Até havia bastante material mas, depois, acabei por retirar um bocadinho porque como ela própria se vai afastar da questão política, se calhar não fazia tanto sentido dar-lhe tamanha importância. Aquilo que para mim me interessou mais foi, realmente, esse posicionamento de mulher enquanto actuante da vida de um país, mesmo antes do 25 de abril. Falo da questão da libertação dos presos políticos, esse lado que ela sempre defendeu, assim como a vontade de dar voz a pessoas com menos possibilidades de a terem, como o caso de António Muchacho. Portanto, para mim, isso já são marcas de um posicionamento que, depois, obviamente com o 25 de Abril ― até por ser ter  tornado deputada ― vai encontrar expressão nas suas declarações, depoimentos e discursos. Há, no entanto, uma desilusão e um desencanto, no sentido em que a política se tornou numa arma demagógica. Deixa de ter a sua essência de pureza e de pensamento. Há um interesse maior no funcionamento partidário do que na luta do que deveria ser a política. Para ela, deveria ser, realmente, uma coisa em constante movimento, baseada na dialética, dinâmica e na partilha por todos.

Relembrando de novo o lado solar e soturno de Sophia, isso guiou, de alguma forma, o modo como dirigiu a luz no documentário? Porque está mais centrado no nascer e no pôr-do-sol, não nas horas em que a luz do dia está mais forte.

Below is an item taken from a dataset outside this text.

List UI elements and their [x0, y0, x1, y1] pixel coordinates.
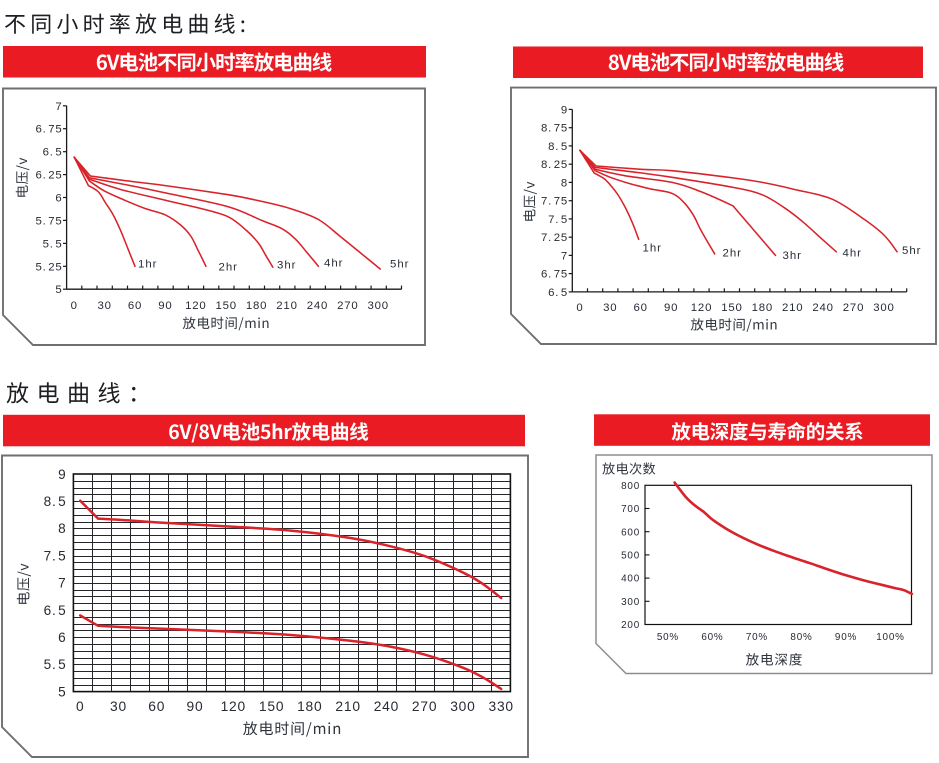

Claro, claro. Houve, à mesma, algumas limitações  no que diz respeito às imagens porque não poderia filmar tudo o que gostaria. Mas as opções, por exemplo, para filmar o mar ― obviamente poderia filmar às 14  ou 15 horas da tarde quando o mar está mais iluminado pela própria luz solar ― recaíram nas imagens e planos que foram filmados ao nascer, pôr- do-sol ou mesmo à noite. No que foi filmado expressamente para o filme, quisemos criar, de alguma maneira, um lado que não fosse completamente luminoso.  Relativamente às imagens do plano geral sobre a Ribeira do Porto ou os jardins que, actualmente, pertencem ao Jardim Botânico do Porto (a antiga casa dos avós), assim como o mar nas proximidades de Lisboa na Granja, fomos filmar em horas que não tinham esse lado tão luminoso que, eventualmente, seria mais expectável.